2. All settings are set to gbk or gb2312 (the national standard encoding, which is only used for simplified Chinese). Full match is used;

3. for the intermediate conversion process, such as gbk input, character_set_client and character_set_connection are regarded as latin1, character_set_database is set to gb2312, character_set_results can also be set to gb2312, of course, this is only a chicken rib. In essence, latin1 is used. If gbk is used to convert latin1 to gb2312, it is only applicable to simplified Chinese characters.

Finally, you only need to know about character set verification rules. When we set the mysql Character Set, mysql automatically provides a corresponding verification rule. For example, if charset is set to utf8, the default collation is utf8_general_ci, And the gb2312 character set corresponds to gb2312_chinese_ci, run the mysql command to check that all the verification rules are show collation. Check that the verification rules of a character set are show collation like 'utf8%.

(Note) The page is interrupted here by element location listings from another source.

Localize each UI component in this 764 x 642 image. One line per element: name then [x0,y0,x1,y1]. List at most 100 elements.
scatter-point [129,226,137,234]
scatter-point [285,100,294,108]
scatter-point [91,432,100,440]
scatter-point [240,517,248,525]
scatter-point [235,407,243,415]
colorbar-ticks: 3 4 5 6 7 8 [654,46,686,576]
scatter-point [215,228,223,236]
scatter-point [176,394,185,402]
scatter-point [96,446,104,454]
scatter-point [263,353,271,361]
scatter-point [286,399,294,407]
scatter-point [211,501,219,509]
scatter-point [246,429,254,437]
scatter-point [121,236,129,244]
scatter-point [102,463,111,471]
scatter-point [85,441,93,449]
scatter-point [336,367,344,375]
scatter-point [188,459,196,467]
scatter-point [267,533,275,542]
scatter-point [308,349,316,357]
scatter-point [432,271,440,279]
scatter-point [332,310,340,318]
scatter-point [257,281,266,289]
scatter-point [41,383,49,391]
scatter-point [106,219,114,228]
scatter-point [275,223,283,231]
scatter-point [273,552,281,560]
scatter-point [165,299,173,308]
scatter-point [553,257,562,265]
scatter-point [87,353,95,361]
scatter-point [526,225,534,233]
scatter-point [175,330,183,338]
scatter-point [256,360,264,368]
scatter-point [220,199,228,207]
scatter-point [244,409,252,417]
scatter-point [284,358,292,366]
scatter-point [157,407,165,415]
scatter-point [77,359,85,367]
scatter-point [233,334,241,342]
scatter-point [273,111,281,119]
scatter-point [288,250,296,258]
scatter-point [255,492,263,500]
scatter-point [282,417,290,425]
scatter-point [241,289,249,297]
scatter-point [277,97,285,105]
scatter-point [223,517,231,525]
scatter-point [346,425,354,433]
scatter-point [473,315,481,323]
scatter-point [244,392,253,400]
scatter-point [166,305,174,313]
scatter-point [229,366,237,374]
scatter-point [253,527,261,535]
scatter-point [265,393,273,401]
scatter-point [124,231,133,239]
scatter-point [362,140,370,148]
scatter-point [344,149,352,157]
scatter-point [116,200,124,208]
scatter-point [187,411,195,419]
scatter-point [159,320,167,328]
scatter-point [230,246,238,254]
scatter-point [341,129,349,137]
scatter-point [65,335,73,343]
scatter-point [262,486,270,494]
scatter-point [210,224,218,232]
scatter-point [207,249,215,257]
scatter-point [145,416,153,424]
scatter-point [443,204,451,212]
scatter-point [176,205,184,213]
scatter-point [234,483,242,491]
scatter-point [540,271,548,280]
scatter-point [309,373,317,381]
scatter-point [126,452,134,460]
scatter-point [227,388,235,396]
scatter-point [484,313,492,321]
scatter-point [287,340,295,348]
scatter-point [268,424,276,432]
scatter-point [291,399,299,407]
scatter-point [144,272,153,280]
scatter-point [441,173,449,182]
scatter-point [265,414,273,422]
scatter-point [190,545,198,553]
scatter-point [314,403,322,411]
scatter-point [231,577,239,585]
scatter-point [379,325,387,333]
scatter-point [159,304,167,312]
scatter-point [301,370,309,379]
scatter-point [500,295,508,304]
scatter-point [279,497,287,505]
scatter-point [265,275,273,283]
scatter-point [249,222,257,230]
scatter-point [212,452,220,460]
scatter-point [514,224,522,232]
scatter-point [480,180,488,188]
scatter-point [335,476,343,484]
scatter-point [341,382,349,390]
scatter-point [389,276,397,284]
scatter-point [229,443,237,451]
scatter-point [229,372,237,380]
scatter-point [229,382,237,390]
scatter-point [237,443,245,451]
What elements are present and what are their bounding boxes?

Character Set verification is a sort and comparison method for using the current character set. Even if the same character set is used, it is different in different regions, for example, utf8_general_ci. This ci is case insensitive, that is, it is case insensitive. When it is used for verification, when a field value is matched, the case-sensitive record will appear. Of course there are other rules, utf8 printed out a large batch of data. I have studied it carefully ~

Related Article

Contact Us

The content source of this page is from Internet, which doesn't represent Alibaba Cloud's opinion; products and services mentioned on that page don't have any relationship with Alibaba Cloud. If the content of the page makes you feel confusing, please write us an email, we will handle the problem within 5 days after receiving your email.

If you find any instances of plagiarism from the community, please send an email to: info-contact@alibabacloud.com and provide relevant evidence. A staff member will contact you within 5 working days.

A Free Trial That Lets You Build Big!

Start building with 50+ products and up to 12 months usage for Elastic Compute Service

  • Sales Support

    1 on 1 presale consultation

  • After-Sales Support

    24/7 Technical Support 6 Free Tickets per Quarter Faster Response

  • Alibaba Cloud offers highly flexible support services tailored to meet your exact needs.